1. In this application, the respondents have prayed firstly that notice dated the 11th October, 1973, issued against them under Regulation 7 of the Restrictive Trade Practices (Enquiry) Regulations, 1970, be discharged ; and, in the alternative, they should be furnished certain particulars. The prayer with regard to discharge of the notice is not seriously pursued, but the prayer for particulars has been argued with considerable emphasis.
2. These proceedings were started by the Commission on its own information under the provisions of Section 10(a)(iv) of the Monopolies and Restrictive Trade Practices Act. The first charge is that the respondents are indulging in the practice of exclusive dealership. What is meant is that the respondents have appointed dealers who, they insist, shall not stock or sell competitive products manufactured by other producers. Mr. Desai for the respondents is satisfied with this clarification of the first charge.
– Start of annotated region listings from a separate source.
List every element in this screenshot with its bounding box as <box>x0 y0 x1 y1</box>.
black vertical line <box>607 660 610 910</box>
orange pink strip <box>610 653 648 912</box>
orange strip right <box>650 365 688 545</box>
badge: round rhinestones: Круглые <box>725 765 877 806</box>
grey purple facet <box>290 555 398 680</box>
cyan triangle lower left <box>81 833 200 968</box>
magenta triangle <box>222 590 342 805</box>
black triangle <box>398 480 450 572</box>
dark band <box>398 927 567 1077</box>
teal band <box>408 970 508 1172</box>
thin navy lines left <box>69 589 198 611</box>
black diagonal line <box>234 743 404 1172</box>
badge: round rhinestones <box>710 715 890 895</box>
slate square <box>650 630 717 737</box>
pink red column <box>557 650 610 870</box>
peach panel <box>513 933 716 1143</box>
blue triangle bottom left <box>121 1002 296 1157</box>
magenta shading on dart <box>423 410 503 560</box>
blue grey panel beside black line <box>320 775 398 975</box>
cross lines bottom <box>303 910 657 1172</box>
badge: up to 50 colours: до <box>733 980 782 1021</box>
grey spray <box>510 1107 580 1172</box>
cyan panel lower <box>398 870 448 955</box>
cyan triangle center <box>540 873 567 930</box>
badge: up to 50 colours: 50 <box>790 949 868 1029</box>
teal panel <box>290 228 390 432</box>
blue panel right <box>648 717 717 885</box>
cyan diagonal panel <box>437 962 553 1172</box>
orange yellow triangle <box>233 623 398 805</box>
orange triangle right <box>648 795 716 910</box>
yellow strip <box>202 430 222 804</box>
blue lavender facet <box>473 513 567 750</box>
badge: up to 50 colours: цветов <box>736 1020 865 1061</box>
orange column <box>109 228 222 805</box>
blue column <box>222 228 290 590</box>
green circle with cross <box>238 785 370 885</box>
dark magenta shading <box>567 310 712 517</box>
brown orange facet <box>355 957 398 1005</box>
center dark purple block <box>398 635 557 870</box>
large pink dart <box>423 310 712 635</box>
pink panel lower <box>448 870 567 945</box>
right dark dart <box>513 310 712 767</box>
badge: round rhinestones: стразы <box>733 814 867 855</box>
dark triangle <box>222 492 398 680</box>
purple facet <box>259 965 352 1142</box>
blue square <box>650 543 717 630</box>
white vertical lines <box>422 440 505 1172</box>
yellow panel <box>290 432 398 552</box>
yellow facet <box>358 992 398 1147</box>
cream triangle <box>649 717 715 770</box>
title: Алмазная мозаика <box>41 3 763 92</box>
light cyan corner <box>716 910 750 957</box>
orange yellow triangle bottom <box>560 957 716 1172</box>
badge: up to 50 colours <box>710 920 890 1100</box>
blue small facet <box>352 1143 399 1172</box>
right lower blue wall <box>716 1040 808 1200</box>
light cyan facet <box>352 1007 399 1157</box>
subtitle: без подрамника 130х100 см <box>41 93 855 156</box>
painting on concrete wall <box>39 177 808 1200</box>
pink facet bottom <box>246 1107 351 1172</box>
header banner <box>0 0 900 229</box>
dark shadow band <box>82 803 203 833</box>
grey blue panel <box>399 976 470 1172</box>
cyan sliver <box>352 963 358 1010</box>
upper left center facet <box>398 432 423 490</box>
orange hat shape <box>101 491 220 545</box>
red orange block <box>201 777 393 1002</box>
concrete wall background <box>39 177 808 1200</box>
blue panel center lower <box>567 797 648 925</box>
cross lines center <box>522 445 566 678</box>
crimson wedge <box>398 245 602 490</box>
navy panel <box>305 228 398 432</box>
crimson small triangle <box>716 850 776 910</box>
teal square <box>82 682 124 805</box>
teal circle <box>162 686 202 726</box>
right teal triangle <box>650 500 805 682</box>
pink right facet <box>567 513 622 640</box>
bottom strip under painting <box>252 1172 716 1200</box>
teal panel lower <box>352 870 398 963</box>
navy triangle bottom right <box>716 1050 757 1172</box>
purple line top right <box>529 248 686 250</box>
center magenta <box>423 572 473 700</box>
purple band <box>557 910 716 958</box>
3. The second charge is that the respondents are manipulating their handling and storage charges from State to State and from year to year or during parts of the same year in respect of a particular State, not because there is a change in the actual expenses, but merely with a view to prevent, distort or restrict competition. Mr. Desai has invited our attention to a judgment of the Privy Council in Bharat Dharma Syndicate Ltd. v. Harish Chandra, AIR 1937 PC 146 and a judgment of the Supreme Court in which the Privy Council judgment has been followed.
The Supreme Court's judgment is Union of India v. Pandurang Kashinath More, AIR 1962 SC 630. The proposition is that an allegation of misconduct must be precise and not vague. What Mr. Desai wants is instances of manipulation of handling and storage charges from State to State.
In our opinion, the charge itself is fairly precise and is not vague.
This is not the stage of disclosing evidence. The facts leading to the charge are in the possession of the respondents themselves and, if the allegations are true, they would be found from their own books of accounts. If they are not true, they could be denied by the respondents in their statement of the case. What the respondents are charged with is that they do not charge handling and storage charges in the several States of India in each year or sometimes during parts of the same year on the basis of change in the actual cost but for ulterior purpose for manipulating prices. The allegation is that the change in storage and handling charges is not based on the actual cost but storage and handling charges are increased or decreased in order to charge higher or lower prices either for running the competitor out of business or for charging as much as the market can bear. The respondents could themselves prepare a statement for the last five years of the changes in storage and handling charges in the several States of India at several times during the period and justify to the Commission that the changes were based on the reduction or increase in the actual cost or expenditure. If this cannot be justified on that basis, it would lead to certain inferences which may or may not justify the charge of manipulation at the hearing. We do not think any further particulars are necessary at this stage.
4. This application is also premature because there is a stage under Regulations 24 and 26 of the Restrictive Trade Practices (Enquiry) Regulations, 1970, at which particulars could be asked for. But as the application has been made now, we thought it would be better to dispose of the same at this stage and not leave it to a subsequent stage. We have, therefore, not dismissed it on preliminary grounds of its being premature but we have disposed of it on merits.
5. Time for filing the statement of the case is extended by three weeks from the date of this order.